Figure 5 shows the number of predicted O-ring failures per launch over a range of temperatures, along with the Wald confidence intervals. The two curves are both generated from the full model, one which uses only the data subset Morton Thiokol considered and one on the full data. Like Figure 4, the vertical line indicates the launch temperature on the morning of the Challenger disaster of 36 °F.

Most notably, using only the subset data implies that temperature is not related to O-ring failure. Instead, the predicted number of failures is constant around one. At higher and lower temperatures the Wald confidence interval grows wider, but this is due to a lack of observations outside of the six which remain. This also highlights that in addition to being biased, this subset is incredibly small. When already starting with rare events such as Space Shuttle launches, any further reduction in dataset size must be well motivated. As a result, with only six observations and two parameters in the model, the available degrees of freedom are nearly exhausted.

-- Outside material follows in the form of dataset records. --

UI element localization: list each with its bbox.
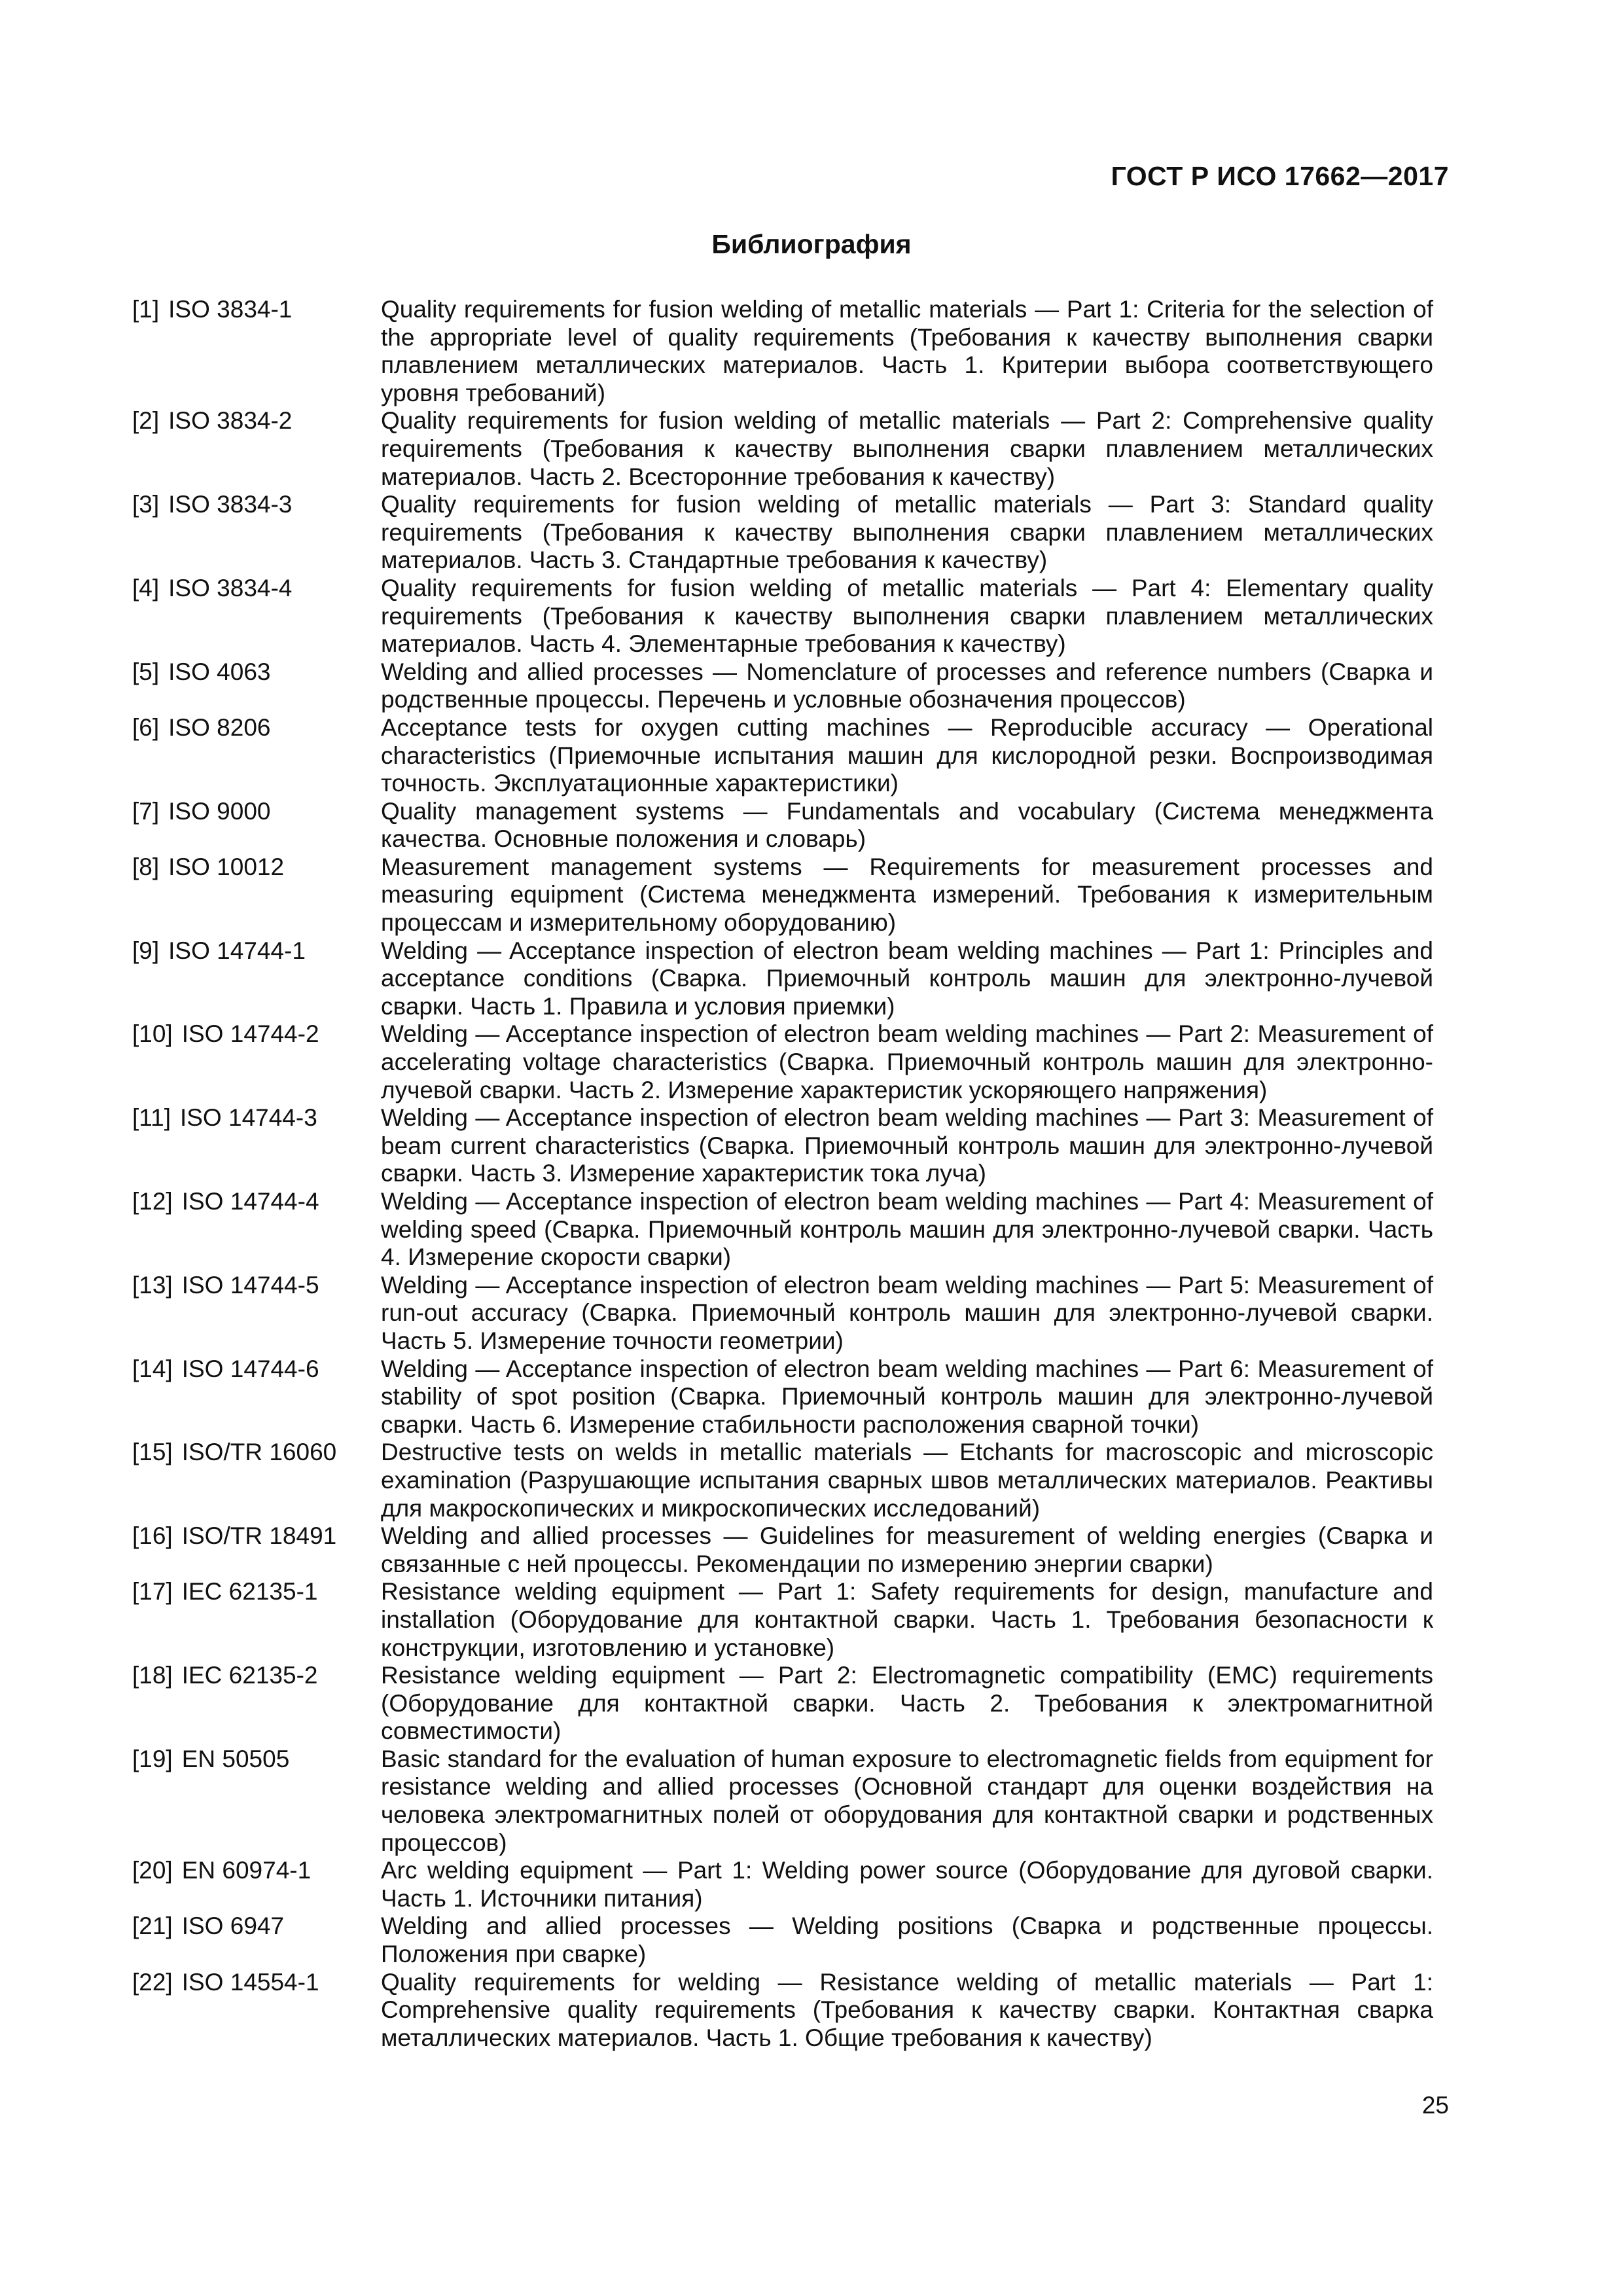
entry-title: Quality requirements for fusion welding of metallic materials — Part 1: Criteria for the selection of the appropriate level of quality requirements (Требования к качеству выполнения сварки плавлением металлических материалов. Часть 1. Критерии выбора соответствующего уровня требований) [381,296,1433,406]
entry-title: Quality management systems — Fundamentals and vocabulary (Система менеджмента качества. Основные положения и словарь) [381,797,1433,853]
entry-title: Welding and allied processes — Guidelines for measurement of welding energies (Сварка и связанные с ней процессы. Рекомендации по измерению энергии сварки) [381,1522,1433,1577]
entry-standard-code: ISO 3834-1 [168,296,293,323]
entry-number: [1] [132,296,160,323]
entry-title: Basic standard for the evaluation of human exposure to electromagnetic fields from equipment for resistance welding and allied processes (Основной стандарт для оценки воздействия на человека электромагнитных полей от оборудования для контактной сварки и родственных процессов) [381,1745,1433,1856]
bibliography-list [132,296,1433,2052]
entry-standard-code: ISO 14744-4 [181,1188,319,1215]
entry-number: [6] [132,713,160,741]
entry-reference [132,1746,381,1774]
entry-number: [8] [132,853,160,880]
entry-number: [14] [132,1355,173,1382]
bibliography-entry [132,1104,1433,1188]
entry-title: Welding and allied processes — Welding positions (Сварка и родственные процессы. Положения при сварке) [381,1912,1433,1968]
entry-standard-code: ISO 14744-5 [181,1271,319,1299]
page-number: 25 [1421,2092,1449,2119]
entry-number: [2] [132,407,160,435]
bibliography-entry [132,1020,1433,1104]
entry-title: Welding — Acceptance inspection of electron beam welding machines — Part 3: Measurement of beam current characteristics (Сварка. Приемочный контроль машин для электронно-лучевой сварки. Часть 3. Измерение характеристик тока луча) [381,1104,1433,1187]
entry-title: Destructive tests on welds in metallic materials — Etchants for macroscopic and microscopic examination (Разрушающие испытания сварных швов металлических материалов. Реактивы для макроскопических и микроскопических исследований) [381,1439,1433,1522]
bibliography-entry [132,1272,1433,1355]
bibliography-entry [132,407,1433,491]
entry-reference [132,1912,381,1941]
bibliography-entry [132,1355,1433,1439]
entry-standard-code: EN 50505 [181,1745,290,1772]
entry-reference [132,1662,381,1690]
entry-number: [9] [132,937,160,964]
entry-reference [132,1355,381,1384]
entry-reference [132,575,381,603]
entry-number: [7] [132,797,160,825]
entry-number: [16] [132,1522,173,1550]
entry-title: Acceptance tests for oxygen cutting machines — Reproducible accuracy — Operational characteristics (Приемочные испытания машин для кислородной резки. Воспроизводимая точность. Эксплуатационные характеристики) [381,713,1433,797]
bibliography-entry [132,853,1433,937]
bibliography-entry [132,1522,1433,1578]
entry-number: [20] [132,1857,173,1884]
entry-reference [132,658,381,687]
entry-reference [132,407,381,435]
entry-title: Arc welding equipment — Part 1: Welding power source (Оборудование для дуговой сварки. Часть 1. Источники питания) [381,1857,1433,1912]
bibliography-entry [132,1662,1433,1746]
entry-title: Welding — Acceptance inspection of electron beam welding machines — Part 1: Principles and acceptance conditions (Сварка. Приемочный контроль машин для электронно-лучевой сварки. Часть 1. Правила и условия приемки) [381,937,1433,1020]
entry-title: Quality requirements for fusion welding of metallic materials — Part 4: Elementary quality requirements (Требования к качеству выполнения сварки плавлением металлических материалов. Часть 4. Элементарные требования к качеству) [381,574,1433,658]
entry-title: Welding — Acceptance inspection of electron beam welding machines — Part 4: Measurement of welding speed (Сварка. Приемочный контроль машин для электронно-лучевой сварки. Часть 4. Измерение скорости сварки) [381,1188,1433,1271]
entry-title: Welding — Acceptance inspection of electron beam welding machines — Part 2: Measurement of accelerating voltage characteristics (Сварка. Приемочный контроль машин для электронно-лучевой сварки. Часть 2. Измерение характеристик ускоряющего напряжения) [381,1020,1433,1103]
entry-number: [21] [132,1912,173,1940]
entry-number: [13] [132,1271,173,1299]
entry-reference [132,296,381,324]
entry-standard-code: ISO 4063 [168,658,271,685]
bibliography-entry [132,1439,1433,1522]
bibliography-entry [132,296,1433,407]
entry-standard-code: ISO 6947 [181,1912,285,1940]
bibliography-entry [132,1912,1433,1968]
entry-standard-code: ISO 3834-4 [168,574,293,601]
entry-title: Quality requirements for welding — Resistance welding of metallic materials — Part 1: Comprehensive quality requirements (Требования к качеству сварки. Контактная сварка металлических материалов. Часть 1. Общие требования к качеству) [381,1968,1433,2051]
entry-title: Measurement management systems — Requirements for measurement processes and measuring equipment (Система менеджмента измерений. Требования к измерительным процессам и измерительному оборудованию) [381,853,1433,937]
bibliography-entry [132,1857,1433,1912]
entry-title: Welding — Acceptance inspection of electron beam welding machines — Part 5: Measurement of run-out accuracy (Сварка. Приемочный контроль машин для электронно-лучевой сварки. Часть 5. Измерение точности геометрии) [381,1271,1433,1354]
entry-number: [3] [132,491,160,518]
entry-reference [132,853,381,882]
entry-reference [132,1104,381,1132]
entry-number: [22] [132,1968,173,1996]
entry-reference [132,1439,381,1467]
entry-reference [132,1188,381,1216]
entry-title: Quality requirements for fusion welding of metallic materials — Part 3: Standard quality requirements (Требования к качеству выполнения сварки плавлением металлических материалов. Часть 3. Стандартные требования к качеству) [381,491,1433,574]
entry-reference [132,937,381,965]
bibliography-entry [132,1578,1433,1662]
entry-title: Welding and allied processes — Nomenclature of processes and reference numbers (Сварка и родственные процессы. Перечень и условные обозначения процессов) [381,658,1433,713]
bibliography-entry [132,714,1433,798]
entry-title: Resistance welding equipment — Part 1: Safety requirements for design, manufacture and installation (Оборудование для контактной сварки. Часть 1. Требования безопасности к конструкции, изготовлению и установке) [381,1578,1433,1661]
entry-standard-code: ISO 8206 [168,713,271,741]
entry-number: [19] [132,1745,173,1772]
bibliography-entry [132,1746,1433,1857]
entry-standard-code: ISO 14744-3 [179,1104,317,1132]
entry-number: [5] [132,658,160,685]
entry-reference [132,1969,381,1997]
bibliography-entry [132,1969,1433,2053]
entry-standard-code: ISO 10012 [168,853,285,880]
entry-title: Quality requirements for fusion welding of metallic materials — Part 2: Comprehensive quality requirements (Требования к качеству выполнения сварки плавлением металлических материалов. Часть 2. Всесторонние требования к качеству) [381,407,1433,490]
entry-number: [10] [132,1020,173,1048]
bibliography-entry [132,491,1433,575]
entry-title: Welding — Acceptance inspection of electron beam welding machines — Part 6: Measurement of stability of spot position (Сварка. Приемочный контроль машин для электронно-лучевой сварки. Часть 6. Измерение стабильности расположения сварной точки) [381,1355,1433,1438]
entry-standard-code: IEC 62135-2 [181,1662,318,1689]
bibliography-entry [132,798,1433,853]
entry-standard-code: ISO 14554-1 [181,1968,319,1996]
entry-number: [15] [132,1439,173,1466]
bibliography-entry [132,937,1433,1021]
entry-reference [132,1020,381,1049]
entry-standard-code: ISO/TR 18491 [181,1522,337,1550]
entry-reference [132,1857,381,1885]
entry-number: [4] [132,574,160,601]
entry-standard-code: ISO 14744-6 [181,1355,319,1382]
entry-standard-code: ISO 14744-2 [181,1020,319,1048]
entry-reference [132,1522,381,1551]
entry-number: [11] [132,1104,171,1132]
entry-standard-code: EN 60974-1 [181,1857,312,1884]
document-code-header: ГОСТ Р ИСО 17662—2017 [1111,161,1449,191]
entry-reference [132,1272,381,1300]
entry-standard-code: ISO/TR 16060 [181,1439,337,1466]
entry-reference [132,714,381,742]
entry-standard-code: ISO 3834-3 [168,491,293,518]
entry-standard-code: IEC 62135-1 [181,1578,318,1605]
bibliography-entry [132,575,1433,658]
bibliography-entry [132,658,1433,714]
entry-title: Resistance welding equipment — Part 2: Electromagnetic compatibility (EMC) requirements (Оборудование для контактной сварки. Часть 2. Требования к электромагнитной совместимости) [381,1662,1433,1745]
entry-reference [132,798,381,826]
entry-number: [17] [132,1578,173,1605]
entry-reference [132,491,381,519]
entry-standard-code: ISO 14744-1 [168,937,306,964]
entry-standard-code: ISO 3834-2 [168,407,293,435]
entry-number: [18] [132,1662,173,1689]
bibliography-entry [132,1188,1433,1272]
entry-number: [12] [132,1188,173,1215]
entry-reference [132,1578,381,1606]
page-title: Библиография [711,229,912,259]
entry-standard-code: ISO 9000 [168,797,271,825]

On the other hand, the full model with all data tracks previous Shuttle launches well. The only point which does not fit this curve is the observation with two O-ring failures at a temperature of about ~75°F. Even though this point is far from the predictions of the model, it does not appear to have skewed its fit.

Importantly, the model with all data predicts that about four out of the six primary O-rings would fail at the launch temperature of the Challenger. This is an key result, as no previous launch had greater than two O-ring failures observed. As mentioned earlier, these six primary O-rings were intended to be redundant with six secondary O-rings. However, early in the Shuttle program it was known that a phenomena specific to the secondary O-rings could occur which rendered them useless at the start of each launch. If this happened at the same time as a primary O-ring failed, then it was already known that the result would be a catastrophe. Therefore, with four primary O-rings expected to fail at launch, the Challenger disaster would only have been averted if all four of the secondary O-rings to these did not also start the launch non-functional.